I approached older vets, wondering if today’s silencing tactics were novel. Nick Velvet fought in Vietnam. He rebelled against the war and went on to help found the Old School Sappers, a radical antiwar group made up of veterans. The Sappers endure. For a new kid like me, they are a kind of elder council.
I asked how the military silenced soldiers back during the Vietnam era, and he explained that Vietnam vets were harder to silence because they had the advantage of numbers. Military prisons were overflowing and the government simply didn’t have enough resources to clamp down on all of the antiwar veterans. Some organizers went to prison or were given bad discharges, but when his own subversive activities came to the attention of his commanders, Nick laughed in the Army’s face. He would have “welcomed a court martial” because he had “keen movement lawyers who would relish [fighting] the case, gratis.” Nick got away with it because he had support. He fears for the new generation of rebel soldiers. “I wasn’t alone,” he says. “These guys are.”

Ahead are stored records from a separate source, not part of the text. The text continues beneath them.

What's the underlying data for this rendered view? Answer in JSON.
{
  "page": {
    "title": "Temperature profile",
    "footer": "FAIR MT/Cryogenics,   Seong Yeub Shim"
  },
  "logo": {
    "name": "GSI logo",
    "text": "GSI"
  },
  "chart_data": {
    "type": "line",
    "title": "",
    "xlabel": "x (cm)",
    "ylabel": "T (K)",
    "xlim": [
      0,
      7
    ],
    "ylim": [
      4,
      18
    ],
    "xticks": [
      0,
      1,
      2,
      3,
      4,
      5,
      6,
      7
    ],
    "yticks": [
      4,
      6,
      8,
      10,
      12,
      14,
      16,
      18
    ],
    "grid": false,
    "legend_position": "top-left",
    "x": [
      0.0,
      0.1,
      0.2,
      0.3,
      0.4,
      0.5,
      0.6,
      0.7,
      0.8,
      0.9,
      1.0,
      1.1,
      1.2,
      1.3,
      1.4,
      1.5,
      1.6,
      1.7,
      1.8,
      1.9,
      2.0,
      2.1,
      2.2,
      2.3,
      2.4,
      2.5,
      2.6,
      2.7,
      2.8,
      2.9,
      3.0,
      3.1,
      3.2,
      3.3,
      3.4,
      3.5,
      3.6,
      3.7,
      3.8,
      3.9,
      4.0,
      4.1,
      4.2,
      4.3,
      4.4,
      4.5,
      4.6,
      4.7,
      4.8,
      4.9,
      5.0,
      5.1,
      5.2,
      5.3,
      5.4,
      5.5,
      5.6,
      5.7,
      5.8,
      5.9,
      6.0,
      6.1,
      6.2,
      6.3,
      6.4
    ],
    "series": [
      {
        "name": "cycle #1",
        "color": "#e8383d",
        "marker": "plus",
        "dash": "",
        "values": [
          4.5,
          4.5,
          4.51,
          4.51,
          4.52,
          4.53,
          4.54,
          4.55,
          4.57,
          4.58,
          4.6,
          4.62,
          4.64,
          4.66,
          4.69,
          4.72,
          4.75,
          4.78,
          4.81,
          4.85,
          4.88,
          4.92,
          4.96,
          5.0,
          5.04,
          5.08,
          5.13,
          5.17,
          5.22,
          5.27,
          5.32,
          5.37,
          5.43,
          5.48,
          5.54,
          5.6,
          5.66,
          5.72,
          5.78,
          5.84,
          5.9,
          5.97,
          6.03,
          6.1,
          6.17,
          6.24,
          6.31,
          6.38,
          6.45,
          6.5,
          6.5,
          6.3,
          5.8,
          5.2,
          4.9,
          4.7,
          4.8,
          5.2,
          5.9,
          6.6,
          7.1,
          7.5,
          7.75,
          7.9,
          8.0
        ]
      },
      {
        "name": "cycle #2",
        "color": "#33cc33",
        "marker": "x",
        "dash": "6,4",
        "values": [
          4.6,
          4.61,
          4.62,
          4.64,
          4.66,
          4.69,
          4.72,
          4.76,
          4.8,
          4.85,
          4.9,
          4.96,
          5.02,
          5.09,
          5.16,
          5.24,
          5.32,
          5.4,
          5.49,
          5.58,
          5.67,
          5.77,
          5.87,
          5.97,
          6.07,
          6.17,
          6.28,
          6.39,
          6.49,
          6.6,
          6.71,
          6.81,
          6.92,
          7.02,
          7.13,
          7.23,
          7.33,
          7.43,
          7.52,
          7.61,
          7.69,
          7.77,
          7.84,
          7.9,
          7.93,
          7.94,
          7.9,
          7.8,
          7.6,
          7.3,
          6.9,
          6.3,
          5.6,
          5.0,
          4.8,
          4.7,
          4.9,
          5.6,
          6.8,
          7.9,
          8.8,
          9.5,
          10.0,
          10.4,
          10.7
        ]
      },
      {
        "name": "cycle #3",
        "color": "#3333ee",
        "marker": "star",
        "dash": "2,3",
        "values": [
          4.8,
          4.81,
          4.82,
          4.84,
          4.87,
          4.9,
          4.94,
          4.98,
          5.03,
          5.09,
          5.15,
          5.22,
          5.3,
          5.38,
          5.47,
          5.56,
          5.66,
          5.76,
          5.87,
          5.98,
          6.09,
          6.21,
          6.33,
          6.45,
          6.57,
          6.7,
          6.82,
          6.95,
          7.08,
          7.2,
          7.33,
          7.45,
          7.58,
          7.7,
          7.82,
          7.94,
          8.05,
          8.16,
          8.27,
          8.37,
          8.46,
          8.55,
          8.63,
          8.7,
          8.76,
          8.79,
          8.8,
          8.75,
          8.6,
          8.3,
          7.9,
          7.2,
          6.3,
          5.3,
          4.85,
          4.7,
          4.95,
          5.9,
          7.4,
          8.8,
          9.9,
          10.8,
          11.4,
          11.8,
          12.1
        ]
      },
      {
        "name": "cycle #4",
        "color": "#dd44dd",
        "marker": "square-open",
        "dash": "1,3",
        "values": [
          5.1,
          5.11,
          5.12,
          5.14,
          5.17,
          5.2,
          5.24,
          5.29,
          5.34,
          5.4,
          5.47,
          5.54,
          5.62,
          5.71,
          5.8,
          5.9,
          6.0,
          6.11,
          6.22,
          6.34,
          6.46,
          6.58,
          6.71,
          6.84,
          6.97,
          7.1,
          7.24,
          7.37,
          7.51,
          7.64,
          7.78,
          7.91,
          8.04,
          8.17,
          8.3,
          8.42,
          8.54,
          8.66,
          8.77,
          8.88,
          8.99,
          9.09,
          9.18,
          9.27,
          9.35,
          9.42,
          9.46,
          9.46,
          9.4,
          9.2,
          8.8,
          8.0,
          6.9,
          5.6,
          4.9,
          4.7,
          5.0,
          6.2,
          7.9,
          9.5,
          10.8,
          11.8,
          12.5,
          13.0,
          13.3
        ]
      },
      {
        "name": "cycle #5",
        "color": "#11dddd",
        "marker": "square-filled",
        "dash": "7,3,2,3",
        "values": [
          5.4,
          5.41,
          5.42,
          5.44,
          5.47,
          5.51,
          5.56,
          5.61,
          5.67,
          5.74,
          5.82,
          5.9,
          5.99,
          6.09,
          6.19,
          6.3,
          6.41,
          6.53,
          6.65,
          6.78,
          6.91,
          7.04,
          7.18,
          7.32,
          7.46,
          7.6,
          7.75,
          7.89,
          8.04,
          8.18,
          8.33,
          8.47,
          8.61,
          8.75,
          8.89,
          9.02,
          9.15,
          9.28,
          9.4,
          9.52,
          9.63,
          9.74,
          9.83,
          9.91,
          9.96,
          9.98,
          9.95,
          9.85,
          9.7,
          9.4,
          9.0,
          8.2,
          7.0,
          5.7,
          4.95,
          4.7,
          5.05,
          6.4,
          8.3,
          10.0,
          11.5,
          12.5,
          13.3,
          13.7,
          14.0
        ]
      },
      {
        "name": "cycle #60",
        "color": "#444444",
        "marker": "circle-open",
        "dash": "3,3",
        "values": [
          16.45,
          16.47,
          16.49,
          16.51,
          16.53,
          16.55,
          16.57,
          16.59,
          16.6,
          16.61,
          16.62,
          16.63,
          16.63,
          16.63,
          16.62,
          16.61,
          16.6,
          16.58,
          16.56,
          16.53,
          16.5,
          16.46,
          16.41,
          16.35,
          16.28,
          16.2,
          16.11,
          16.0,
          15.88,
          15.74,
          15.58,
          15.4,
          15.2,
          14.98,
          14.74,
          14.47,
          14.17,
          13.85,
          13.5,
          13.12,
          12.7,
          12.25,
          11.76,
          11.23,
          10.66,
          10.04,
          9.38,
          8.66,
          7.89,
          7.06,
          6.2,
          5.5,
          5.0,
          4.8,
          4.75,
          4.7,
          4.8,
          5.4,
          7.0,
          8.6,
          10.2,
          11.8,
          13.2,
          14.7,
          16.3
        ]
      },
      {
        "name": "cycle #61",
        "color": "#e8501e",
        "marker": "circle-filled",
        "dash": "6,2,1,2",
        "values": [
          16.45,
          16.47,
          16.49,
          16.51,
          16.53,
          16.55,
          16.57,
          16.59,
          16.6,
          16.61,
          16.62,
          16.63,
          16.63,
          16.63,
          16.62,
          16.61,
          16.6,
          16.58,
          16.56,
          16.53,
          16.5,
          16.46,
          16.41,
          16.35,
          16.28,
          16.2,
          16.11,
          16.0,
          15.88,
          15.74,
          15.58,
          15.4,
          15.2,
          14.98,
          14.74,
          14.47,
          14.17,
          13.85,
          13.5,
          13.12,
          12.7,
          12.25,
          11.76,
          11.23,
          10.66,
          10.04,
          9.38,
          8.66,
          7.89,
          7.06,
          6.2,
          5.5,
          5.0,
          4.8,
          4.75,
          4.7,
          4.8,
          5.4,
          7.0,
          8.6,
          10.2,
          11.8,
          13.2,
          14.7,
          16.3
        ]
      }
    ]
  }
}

Freedom and democracy are rights that extend to veterans only conditionally. If we speak ill of the war, we are ignored and sometimes we are silenced. The military and—I personally suspect—a percentage of the population in countries like the UK and the US derive comfort and a perverse sense of gratification from praising us. But, as Jules suggests, they flinch at the idea of soldiers “thinking critically about the global impact of what we are doing.” Nothing can be allowed to puncture the war dream and woe must betide those who stray from the script.
Joe Glenton is a writer, journalist and Afghanistan veteran. His book Soldier Box: Why I Won’t Return to the War on Terror, is out now from Verso Books.